Dit is echter ontoereikend voor overslag van een wolk die op meer dan 100 meter boven het aardoppervlakte hangt. Toch ontlaadt de wolk zich vooral daar waar vegetatie aanwezig is. Vegetatie verschilt fundamenteel met een gepunte metalen staaf, ook wel bliksemafleider genoemd. In geval van een bliksemafleider zal op de punt ervan eerst een zogenaamde corona gasontlading, ook wel Sint-Elmusvuur genoemd, ontstaan die ionen produceert met een lading tegengesteld aan de overhangende wolk. De ionen driften dus in de richting van de wolk, om er uiteindelijk contact mee te maken. Op dat moment is het mogelijk dat foto-ionisatie plaatsvindt, waardoor een sterk geleidend kanaal gevormd wordt tussen de wolk en de bliksemafleider, een vonkoverslag dus, die een deel van de elektrische lading van de wolk naar de aarde afvoert.

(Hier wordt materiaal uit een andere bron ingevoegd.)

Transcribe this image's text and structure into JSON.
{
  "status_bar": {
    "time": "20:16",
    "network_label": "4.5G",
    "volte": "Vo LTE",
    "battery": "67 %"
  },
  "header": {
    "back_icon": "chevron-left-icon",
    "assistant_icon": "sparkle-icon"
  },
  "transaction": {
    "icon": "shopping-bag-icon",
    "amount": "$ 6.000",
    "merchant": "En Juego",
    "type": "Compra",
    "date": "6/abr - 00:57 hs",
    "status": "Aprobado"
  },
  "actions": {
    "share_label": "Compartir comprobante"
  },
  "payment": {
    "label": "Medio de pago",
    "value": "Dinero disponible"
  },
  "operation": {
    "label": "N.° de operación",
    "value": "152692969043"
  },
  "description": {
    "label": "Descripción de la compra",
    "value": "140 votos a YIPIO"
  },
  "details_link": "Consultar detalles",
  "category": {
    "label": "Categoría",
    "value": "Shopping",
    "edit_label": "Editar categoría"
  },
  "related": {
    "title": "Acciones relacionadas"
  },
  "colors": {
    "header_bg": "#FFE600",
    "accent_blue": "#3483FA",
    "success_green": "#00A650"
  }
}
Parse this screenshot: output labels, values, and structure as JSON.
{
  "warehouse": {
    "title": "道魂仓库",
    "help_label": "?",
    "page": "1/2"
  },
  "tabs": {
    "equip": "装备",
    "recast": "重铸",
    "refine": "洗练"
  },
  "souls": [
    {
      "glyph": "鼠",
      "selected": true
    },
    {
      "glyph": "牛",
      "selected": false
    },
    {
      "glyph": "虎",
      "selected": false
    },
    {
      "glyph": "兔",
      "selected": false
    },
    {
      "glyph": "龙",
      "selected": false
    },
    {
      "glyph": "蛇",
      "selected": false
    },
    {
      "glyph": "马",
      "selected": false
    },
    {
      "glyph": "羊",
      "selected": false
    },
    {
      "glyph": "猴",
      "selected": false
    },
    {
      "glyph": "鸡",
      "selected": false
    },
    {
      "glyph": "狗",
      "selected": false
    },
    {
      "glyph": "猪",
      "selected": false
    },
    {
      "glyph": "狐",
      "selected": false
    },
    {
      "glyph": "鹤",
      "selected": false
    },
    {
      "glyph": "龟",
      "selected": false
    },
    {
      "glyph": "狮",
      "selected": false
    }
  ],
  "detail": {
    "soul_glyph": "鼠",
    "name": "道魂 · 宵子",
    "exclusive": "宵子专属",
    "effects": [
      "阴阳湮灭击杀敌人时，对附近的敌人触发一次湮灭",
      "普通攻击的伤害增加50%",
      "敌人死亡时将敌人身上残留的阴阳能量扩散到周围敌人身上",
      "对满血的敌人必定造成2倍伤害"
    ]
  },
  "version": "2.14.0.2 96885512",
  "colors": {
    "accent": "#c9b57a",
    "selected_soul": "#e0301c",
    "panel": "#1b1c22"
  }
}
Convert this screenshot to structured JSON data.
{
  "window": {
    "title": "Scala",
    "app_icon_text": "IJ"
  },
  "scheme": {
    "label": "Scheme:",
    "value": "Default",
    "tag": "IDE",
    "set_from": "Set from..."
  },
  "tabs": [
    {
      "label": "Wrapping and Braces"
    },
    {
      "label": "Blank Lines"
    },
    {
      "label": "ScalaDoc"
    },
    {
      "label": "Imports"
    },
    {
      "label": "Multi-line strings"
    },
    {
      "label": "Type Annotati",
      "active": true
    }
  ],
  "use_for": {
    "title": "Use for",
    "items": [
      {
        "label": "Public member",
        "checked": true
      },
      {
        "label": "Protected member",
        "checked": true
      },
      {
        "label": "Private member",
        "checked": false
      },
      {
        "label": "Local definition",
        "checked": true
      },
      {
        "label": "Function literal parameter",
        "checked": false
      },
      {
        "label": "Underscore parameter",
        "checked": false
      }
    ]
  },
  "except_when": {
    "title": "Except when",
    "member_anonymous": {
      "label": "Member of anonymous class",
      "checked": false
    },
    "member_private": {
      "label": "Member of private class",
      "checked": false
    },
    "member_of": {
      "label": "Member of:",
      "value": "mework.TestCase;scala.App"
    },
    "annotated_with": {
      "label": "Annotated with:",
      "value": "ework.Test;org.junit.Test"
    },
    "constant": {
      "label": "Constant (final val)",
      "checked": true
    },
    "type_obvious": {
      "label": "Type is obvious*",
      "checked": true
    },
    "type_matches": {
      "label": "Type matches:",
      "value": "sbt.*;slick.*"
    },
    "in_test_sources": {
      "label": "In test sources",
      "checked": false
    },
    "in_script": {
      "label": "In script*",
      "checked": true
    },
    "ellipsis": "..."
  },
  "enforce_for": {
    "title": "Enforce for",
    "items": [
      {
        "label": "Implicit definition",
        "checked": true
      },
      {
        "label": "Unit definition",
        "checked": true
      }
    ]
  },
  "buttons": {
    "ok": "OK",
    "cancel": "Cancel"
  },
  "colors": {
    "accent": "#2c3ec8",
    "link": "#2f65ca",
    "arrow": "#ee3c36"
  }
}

In geval van vegetatie liggen de zaken geheel anders. Immers, zoals reeds door William Gilbert in 1600 in zijn boek De Magnete werd beschreven, vertoont een druppel water onder invloed van een elektrisch veld een verhoging van de verdamping, ook wel elektro-evaporatie genoemd. Abbé Nollet constateert dat dit ook het geval is met vegetatie. Dus de sterk, bijvoorbeeld positief, geladen wolk trekt een onzichtbare negatief geladen evaporatiewolk uit de onderliggende vegetatie. Een dergelijke wolk wordt ook wel ruimtelading genoemd.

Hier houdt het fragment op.